One does not know all the expected effects of known bugs.
In setting up a new system, tread softly. You may be disturbing another system that is actually working.
Bad design can rarely be overcome by more design, whether good or bad.
A system that ignores feedback has already begun the process of terminal instability.
In dealing with large systems, the striving for perfection is a serious imperfection.
Remember: this book is originally not about computer systems. Not at all. But read it anyway!
I have read several [2] other [3] books [4] about [5] Lean Startup, but this is the one I would recommend now, especially if you already have some experience with startups.
It exposes the Customer Development model, composed of four steps: Customer Discovery, Customer Validation, Customer Creation and Company Building.

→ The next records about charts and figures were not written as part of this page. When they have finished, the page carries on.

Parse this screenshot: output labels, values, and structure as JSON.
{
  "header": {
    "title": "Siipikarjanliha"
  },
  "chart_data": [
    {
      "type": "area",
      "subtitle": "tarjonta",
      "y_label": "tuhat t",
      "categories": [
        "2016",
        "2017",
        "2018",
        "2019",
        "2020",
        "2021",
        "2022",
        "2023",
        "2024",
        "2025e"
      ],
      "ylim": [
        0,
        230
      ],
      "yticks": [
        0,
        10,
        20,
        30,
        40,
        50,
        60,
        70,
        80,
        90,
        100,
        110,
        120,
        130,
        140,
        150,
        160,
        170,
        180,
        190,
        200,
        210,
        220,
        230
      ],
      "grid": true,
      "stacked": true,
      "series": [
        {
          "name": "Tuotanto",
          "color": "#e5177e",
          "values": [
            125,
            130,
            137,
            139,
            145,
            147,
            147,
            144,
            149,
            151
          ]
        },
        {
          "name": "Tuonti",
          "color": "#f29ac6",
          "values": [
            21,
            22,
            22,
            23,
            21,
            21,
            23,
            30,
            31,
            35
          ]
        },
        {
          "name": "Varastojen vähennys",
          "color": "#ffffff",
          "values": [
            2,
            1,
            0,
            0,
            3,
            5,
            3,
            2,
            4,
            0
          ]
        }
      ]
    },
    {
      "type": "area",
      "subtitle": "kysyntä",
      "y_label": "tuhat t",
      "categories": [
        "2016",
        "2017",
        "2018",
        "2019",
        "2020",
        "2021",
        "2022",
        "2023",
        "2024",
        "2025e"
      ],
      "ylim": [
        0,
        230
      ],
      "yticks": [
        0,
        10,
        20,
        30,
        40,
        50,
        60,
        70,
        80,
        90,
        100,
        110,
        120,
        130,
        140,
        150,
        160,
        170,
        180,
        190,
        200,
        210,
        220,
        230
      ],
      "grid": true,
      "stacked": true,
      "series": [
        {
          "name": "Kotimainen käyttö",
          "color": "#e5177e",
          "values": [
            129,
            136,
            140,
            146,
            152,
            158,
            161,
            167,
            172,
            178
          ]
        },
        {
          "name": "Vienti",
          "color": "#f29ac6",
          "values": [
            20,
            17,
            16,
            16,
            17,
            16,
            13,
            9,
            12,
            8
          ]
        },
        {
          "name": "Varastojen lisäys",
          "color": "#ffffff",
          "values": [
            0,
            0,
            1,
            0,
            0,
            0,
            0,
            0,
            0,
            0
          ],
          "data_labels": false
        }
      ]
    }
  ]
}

The most interesting ones, in my opinion, are the first two, the ones that occur before Product / Market Fit.
Read this book if you want to understand what this Lean Startup thing is about, and offer it to your friends who want to start their own business.
This book is an answer to Michael Lewis' Flash Boys and a defence of High-Frequency Trading.
I have long thought that the financial world used HFT as a scapegoat (especially since I read Chris Stucchio's blog [6]). Flash Boys: Not So Fast follows the structure of Lewis' book; it provides a nice overview of what HFT is and why it may not be as evil as you think it is.